Я собрал все свои силы и двинулся по кораблю в поисках подходящей доски, стараясь не привлекать к себе внимания. Мои поиски продолжались долго, но увенчались успехом. За это время непогода даже немного поутихла, что я воспринял как добрую примету. Начальник матросов поглядел на тучи и, сказав, что святой Луций услышал наши молитвы, повелел держаться ближе к берегам, что я принял как еще один знак согласия небес с моими замыслами. С другой стороны, исчезнуть с корабля незамеченным становилось труднее.
И вот я, не колеблясь, решился на злодейство, правда, помолившись пред тем за здравие своего "братца"-двойника.

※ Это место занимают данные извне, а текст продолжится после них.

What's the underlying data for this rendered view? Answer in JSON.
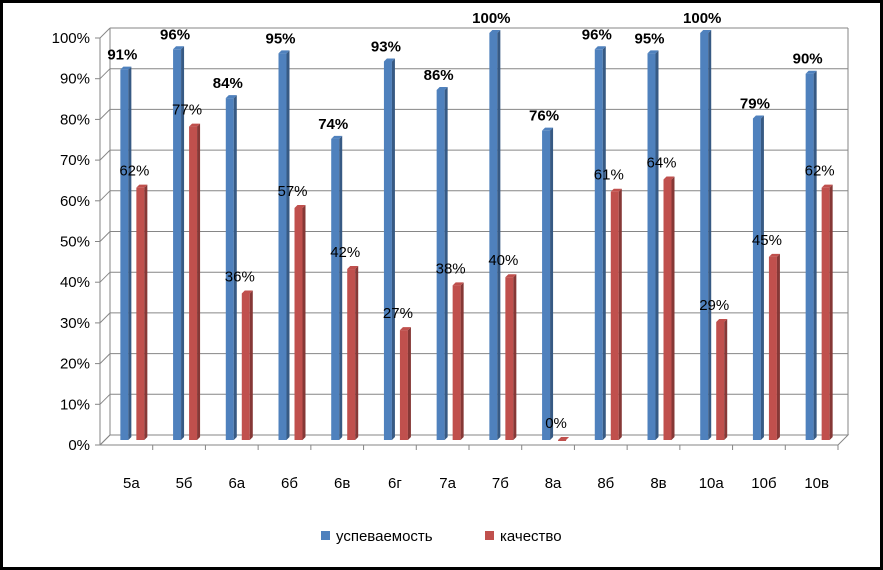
{
  "chart_data": {
    "type": "bar",
    "categories": [
      "5а",
      "5б",
      "6а",
      "6б",
      "6в",
      "6г",
      "7а",
      "7б",
      "8а",
      "8б",
      "8в",
      "10а",
      "10б",
      "10в"
    ],
    "series": [
      {
        "name": "успеваемость",
        "color": "#4f81bd",
        "values": [
          91,
          96,
          84,
          95,
          74,
          93,
          86,
          100,
          76,
          96,
          95,
          100,
          79,
          90
        ],
        "labels": [
          "91%",
          "96%",
          "84%",
          "95%",
          "74%",
          "93%",
          "86%",
          "100%",
          "76%",
          "96%",
          "95%",
          "100%",
          "79%",
          "90%"
        ]
      },
      {
        "name": "качество",
        "color": "#c0504d",
        "values": [
          62,
          77,
          36,
          57,
          42,
          27,
          38,
          40,
          0,
          61,
          64,
          29,
          45,
          62
        ],
        "labels": [
          "62%",
          "77%",
          "36%",
          "57%",
          "42%",
          "27%",
          "38%",
          "40%",
          "0%",
          "61%",
          "64%",
          "29%",
          "45%",
          "62%"
        ]
      }
    ],
    "y_ticks": [
      "0%",
      "10%",
      "20%",
      "30%",
      "40%",
      "50%",
      "60%",
      "70%",
      "80%",
      "90%",
      "100%"
    ],
    "ylim": [
      0,
      100
    ],
    "grid": true,
    "legend_position": "bottom"
  }
}
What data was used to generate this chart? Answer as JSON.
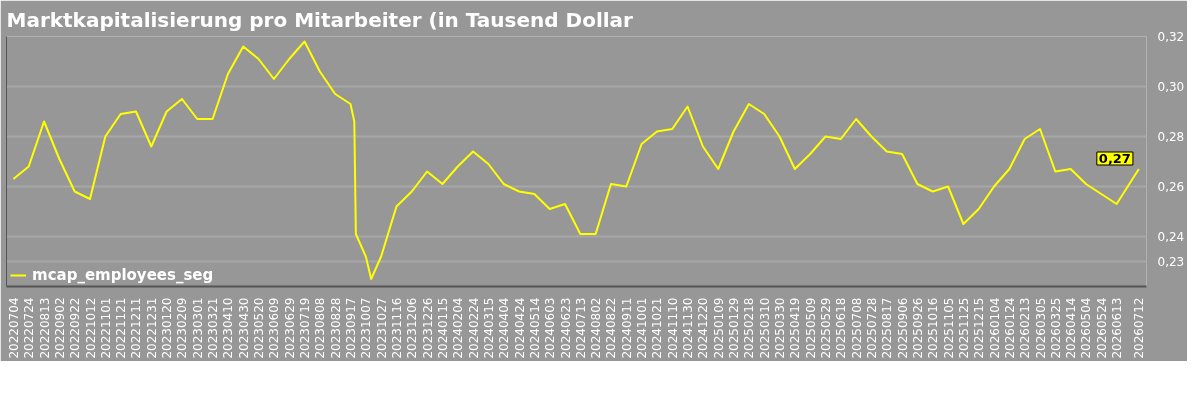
{
  "chart_data": {
    "type": "line",
    "title": "Marktkapitalisierung pro Mitarbeiter (in Tausend Dollar",
    "x": [
      "2022-07-04",
      "2022-07-24",
      "2022-08-13",
      "2022-09-02",
      "2022-09-22",
      "2022-10-12",
      "2022-11-01",
      "2022-11-21",
      "2022-12-11",
      "2022-12-31",
      "2023-01-20",
      "2023-02-09",
      "2023-03-01",
      "2023-03-21",
      "2023-04-10",
      "2023-04-30",
      "2023-05-20",
      "2023-06-09",
      "2023-06-29",
      "2023-07-19",
      "2023-08-08",
      "2023-08-28",
      "2023-09-17",
      "2023-09-22",
      "2023-09-24",
      "2023-10-07",
      "2023-10-14",
      "2023-10-27",
      "2023-11-16",
      "2023-12-06",
      "2023-12-26",
      "2024-01-15",
      "2024-02-04",
      "2024-02-24",
      "2024-03-15",
      "2024-04-04",
      "2024-04-24",
      "2024-05-14",
      "2024-06-03",
      "2024-06-23",
      "2024-07-13",
      "2024-08-02",
      "2024-08-22",
      "2024-09-11",
      "2024-10-01",
      "2024-10-21",
      "2024-11-10",
      "2024-11-30",
      "2024-12-20",
      "2025-01-09",
      "2025-01-29",
      "2025-02-18",
      "2025-03-10",
      "2025-03-30",
      "2025-04-19",
      "2025-05-09",
      "2025-05-29",
      "2025-06-18",
      "2025-07-08",
      "2025-07-28",
      "2025-08-17",
      "2025-09-06",
      "2025-09-26",
      "2025-10-16",
      "2025-11-05",
      "2025-11-25",
      "2025-12-15",
      "2026-01-04",
      "2026-01-24",
      "2026-02-13",
      "2026-03-05",
      "2026-03-25",
      "2026-04-14",
      "2026-05-04",
      "2026-05-24",
      "2026-06-13",
      "2026-07-12"
    ],
    "series": [
      {
        "name": "mcap_employees_seg",
        "color": "#ffff00",
        "values": [
          0.263,
          0.268,
          0.286,
          0.271,
          0.258,
          0.255,
          0.28,
          0.289,
          0.29,
          0.276,
          0.29,
          0.295,
          0.287,
          0.287,
          0.305,
          0.316,
          0.311,
          0.303,
          0.311,
          0.318,
          0.306,
          0.297,
          0.293,
          0.286,
          0.241,
          0.232,
          0.223,
          0.232,
          0.252,
          0.258,
          0.266,
          0.261,
          0.268,
          0.274,
          0.269,
          0.261,
          0.258,
          0.257,
          0.251,
          0.253,
          0.241,
          0.241,
          0.261,
          0.26,
          0.277,
          0.282,
          0.283,
          0.292,
          0.276,
          0.267,
          0.282,
          0.293,
          0.289,
          0.28,
          0.267,
          0.273,
          0.28,
          0.279,
          0.287,
          0.28,
          0.274,
          0.273,
          0.261,
          0.258,
          0.26,
          0.245,
          0.251,
          0.26,
          0.267,
          0.279,
          0.283,
          0.266,
          0.267,
          0.261,
          0.257,
          0.253,
          0.267
        ]
      }
    ],
    "xlim": [
      "2022-06-25",
      "2026-07-22"
    ],
    "xticks": [
      {
        "value": "2022-07-04",
        "label": "20220704"
      },
      {
        "value": "2022-07-24",
        "label": "20220724"
      },
      {
        "value": "2022-08-13",
        "label": "20220813"
      },
      {
        "value": "2022-09-02",
        "label": "20220902"
      },
      {
        "value": "2022-09-22",
        "label": "20220922"
      },
      {
        "value": "2022-10-12",
        "label": "20221012"
      },
      {
        "value": "2022-11-01",
        "label": "20221101"
      },
      {
        "value": "2022-11-21",
        "label": "20221121"
      },
      {
        "value": "2022-12-11",
        "label": "20221211"
      },
      {
        "value": "2022-12-31",
        "label": "20221231"
      },
      {
        "value": "2023-01-20",
        "label": "20230120"
      },
      {
        "value": "2023-02-09",
        "label": "20230209"
      },
      {
        "value": "2023-03-01",
        "label": "20230301"
      },
      {
        "value": "2023-03-21",
        "label": "20230321"
      },
      {
        "value": "2023-04-10",
        "label": "20230410"
      },
      {
        "value": "2023-04-30",
        "label": "20230430"
      },
      {
        "value": "2023-05-20",
        "label": "20230520"
      },
      {
        "value": "2023-06-09",
        "label": "20230609"
      },
      {
        "value": "2023-06-29",
        "label": "20230629"
      },
      {
        "value": "2023-07-19",
        "label": "20230719"
      },
      {
        "value": "2023-08-08",
        "label": "20230808"
      },
      {
        "value": "2023-08-28",
        "label": "20230828"
      },
      {
        "value": "2023-09-17",
        "label": "20230917"
      },
      {
        "value": "2023-10-07",
        "label": "20231007"
      },
      {
        "value": "2023-10-27",
        "label": "20231027"
      },
      {
        "value": "2023-11-16",
        "label": "20231116"
      },
      {
        "value": "2023-12-06",
        "label": "20231206"
      },
      {
        "value": "2023-12-26",
        "label": "20231226"
      },
      {
        "value": "2024-01-15",
        "label": "20240115"
      },
      {
        "value": "2024-02-04",
        "label": "20240204"
      },
      {
        "value": "2024-02-24",
        "label": "20240224"
      },
      {
        "value": "2024-03-15",
        "label": "20240315"
      },
      {
        "value": "2024-04-04",
        "label": "20240404"
      },
      {
        "value": "2024-04-24",
        "label": "20240424"
      },
      {
        "value": "2024-05-14",
        "label": "20240514"
      },
      {
        "value": "2024-06-03",
        "label": "20240603"
      },
      {
        "value": "2024-06-23",
        "label": "20240623"
      },
      {
        "value": "2024-07-13",
        "label": "20240713"
      },
      {
        "value": "2024-08-02",
        "label": "20240802"
      },
      {
        "value": "2024-08-22",
        "label": "20240822"
      },
      {
        "value": "2024-09-11",
        "label": "20240911"
      },
      {
        "value": "2024-10-01",
        "label": "20241001"
      },
      {
        "value": "2024-10-21",
        "label": "20241021"
      },
      {
        "value": "2024-11-10",
        "label": "20241110"
      },
      {
        "value": "2024-11-30",
        "label": "20241130"
      },
      {
        "value": "2024-12-20",
        "label": "20241220"
      },
      {
        "value": "2025-01-09",
        "label": "20250109"
      },
      {
        "value": "2025-01-29",
        "label": "20250129"
      },
      {
        "value": "2025-02-18",
        "label": "20250218"
      },
      {
        "value": "2025-03-10",
        "label": "20250310"
      },
      {
        "value": "2025-03-30",
        "label": "20250330"
      },
      {
        "value": "2025-04-19",
        "label": "20250419"
      },
      {
        "value": "2025-05-09",
        "label": "20250509"
      },
      {
        "value": "2025-05-29",
        "label": "20250529"
      },
      {
        "value": "2025-06-18",
        "label": "20250618"
      },
      {
        "value": "2025-07-08",
        "label": "20250708"
      },
      {
        "value": "2025-07-28",
        "label": "20250728"
      },
      {
        "value": "2025-08-17",
        "label": "20250817"
      },
      {
        "value": "2025-09-06",
        "label": "20250906"
      },
      {
        "value": "2025-09-26",
        "label": "20250926"
      },
      {
        "value": "2025-10-16",
        "label": "20251016"
      },
      {
        "value": "2025-11-05",
        "label": "20251105"
      },
      {
        "value": "2025-11-25",
        "label": "20251125"
      },
      {
        "value": "2025-12-15",
        "label": "20251215"
      },
      {
        "value": "2026-01-04",
        "label": "20260104"
      },
      {
        "value": "2026-01-24",
        "label": "20260124"
      },
      {
        "value": "2026-02-13",
        "label": "20260213"
      },
      {
        "value": "2026-03-05",
        "label": "20260305"
      },
      {
        "value": "2026-03-25",
        "label": "20260325"
      },
      {
        "value": "2026-04-14",
        "label": "20260414"
      },
      {
        "value": "2026-05-04",
        "label": "20260504"
      },
      {
        "value": "2026-05-24",
        "label": "20260524"
      },
      {
        "value": "2026-06-13",
        "label": "20260613"
      },
      {
        "value": "2026-07-12",
        "label": "20260712"
      }
    ],
    "ylim": [
      0.22,
      0.32
    ],
    "yticks": [
      {
        "value": 0.23,
        "label": "0,23"
      },
      {
        "value": 0.24,
        "label": "0,24"
      },
      {
        "value": 0.26,
        "label": "0,26"
      },
      {
        "value": 0.28,
        "label": "0,28"
      },
      {
        "value": 0.3,
        "label": "0,30"
      },
      {
        "value": 0.32,
        "label": "0,32"
      }
    ],
    "grid": "y",
    "legend": "bottom left",
    "marker": "none",
    "line_style": "solid",
    "annotations": [
      {
        "text": "0,27",
        "x": "2026-07-12",
        "y": 0.267
      }
    ]
  }
}
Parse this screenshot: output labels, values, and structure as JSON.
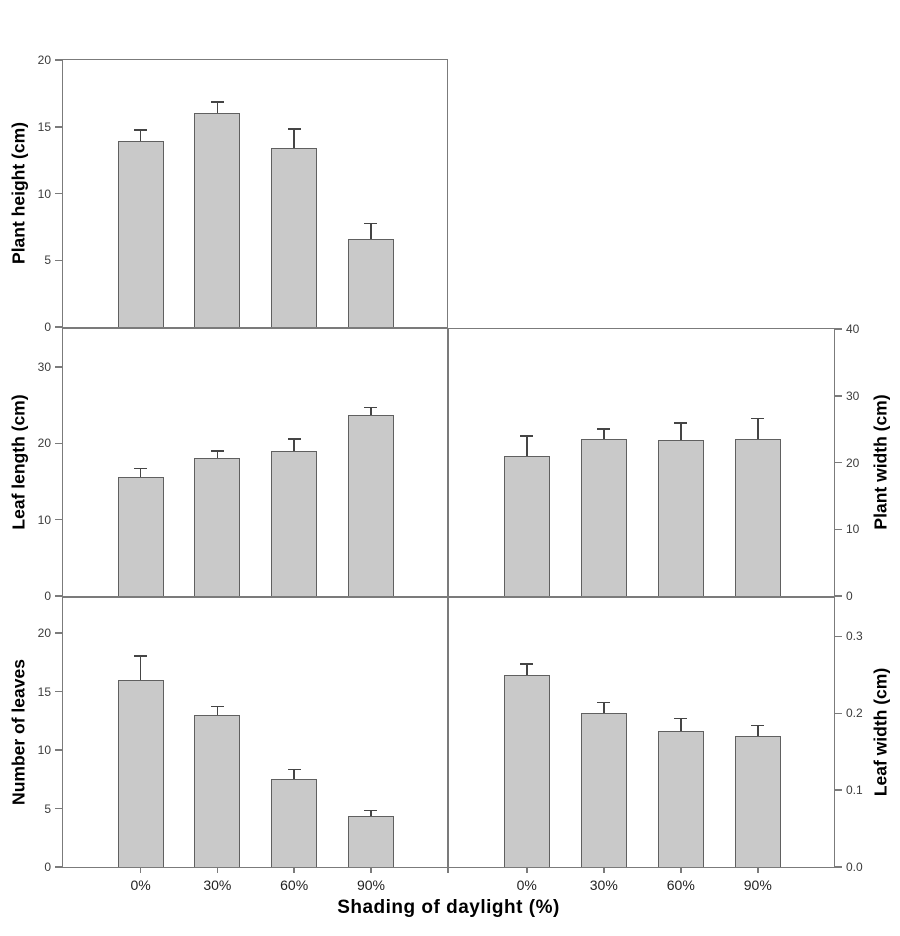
{
  "figure": {
    "xlabel": "Shading of daylight (%)",
    "categories": [
      "0%",
      "30%",
      "60%",
      "90%"
    ]
  },
  "colors": {
    "bar_fill": "#c9c9c9",
    "bar_border": "#606060",
    "axis": "#7b7b7b",
    "error_bar": "#454545",
    "tick_label": "#3b3b3b",
    "title_text": "#000000"
  },
  "chart_data": [
    {
      "id": "plant-height",
      "type": "bar",
      "ylabel": "Plant height (cm)",
      "axis_side": "left",
      "categories": [
        "0%",
        "30%",
        "60%",
        "90%"
      ],
      "values": [
        13.9,
        16.0,
        13.4,
        6.6
      ],
      "errors_plus": [
        0.9,
        0.9,
        1.5,
        1.2
      ],
      "ylim": [
        0,
        20
      ],
      "yticks": [
        0,
        5,
        10,
        15,
        20
      ],
      "ytick_labels": [
        "0",
        "5",
        "10",
        "15",
        "20"
      ],
      "grid": false
    },
    {
      "id": "leaf-length",
      "type": "bar",
      "ylabel": "Leaf length (cm)",
      "axis_side": "left",
      "categories": [
        "0%",
        "30%",
        "60%",
        "90%"
      ],
      "values": [
        15.6,
        18.1,
        19.0,
        23.7
      ],
      "errors_plus": [
        1.2,
        1.0,
        1.7,
        1.1
      ],
      "ylim": [
        0,
        35
      ],
      "yticks": [
        0,
        10,
        20,
        30
      ],
      "ytick_labels": [
        "0",
        "10",
        "20",
        "30"
      ],
      "grid": false
    },
    {
      "id": "plant-width",
      "type": "bar",
      "ylabel": "Plant width (cm)",
      "axis_side": "right",
      "categories": [
        "0%",
        "30%",
        "60%",
        "90%"
      ],
      "values": [
        21.0,
        23.5,
        23.3,
        23.5
      ],
      "errors_plus": [
        3.1,
        1.6,
        2.7,
        3.2
      ],
      "ylim": [
        0,
        40
      ],
      "yticks": [
        0,
        10,
        20,
        30,
        40
      ],
      "ytick_labels": [
        "0",
        "10",
        "20",
        "30",
        "40"
      ],
      "grid": false
    },
    {
      "id": "number-of-leaves",
      "type": "bar",
      "ylabel": "Number of leaves",
      "axis_side": "left",
      "categories": [
        "0%",
        "30%",
        "60%",
        "90%"
      ],
      "values": [
        16.0,
        13.0,
        7.5,
        4.4
      ],
      "errors_plus": [
        2.1,
        0.8,
        0.9,
        0.5
      ],
      "ylim": [
        0,
        23
      ],
      "yticks": [
        0,
        5,
        10,
        15,
        20
      ],
      "ytick_labels": [
        "0",
        "5",
        "10",
        "15",
        "20"
      ],
      "grid": false
    },
    {
      "id": "leaf-width",
      "type": "bar",
      "ylabel": "Leaf width (cm)",
      "axis_side": "right",
      "categories": [
        "0%",
        "30%",
        "60%",
        "90%"
      ],
      "values": [
        0.25,
        0.2,
        0.177,
        0.17
      ],
      "errors_plus": [
        0.015,
        0.015,
        0.017,
        0.015
      ],
      "ylim": [
        0,
        0.35
      ],
      "yticks": [
        0,
        0.1,
        0.2,
        0.3
      ],
      "ytick_labels": [
        "0.0",
        "0.1",
        "0.2",
        "0.3"
      ],
      "grid": false
    }
  ]
}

"Всемогущий Боже, - шептал я. - Прошу Тебя, сделай так, чтобы никто не утонул, не сгорел и не потерял своего имущества. Пусть все беды падут только на мою голову. Пусть за этот грех только я подвергнусь потом испытанию как водой, так и огнем".
Через некоторое время я притаился в своей каморке, обзаведясь доской, а также огнивом и кресалом, которые я украл у компаньонов Сентильи. Еще не меньше часа потребовалось мне, чтобы устроить в корабельных покоях зловещий камелек из обрывков шерсти и тростниковых подстилок. Спрятав под плащ доску, которой суждено было стать подобием спасительного ковчега, я выбрался на корму и огляделся по сторонам. Сгущались сумерки, тоже способствовавшие моему бегству, однако опасные тем, что могли скрыть от меня верное направление к берегу.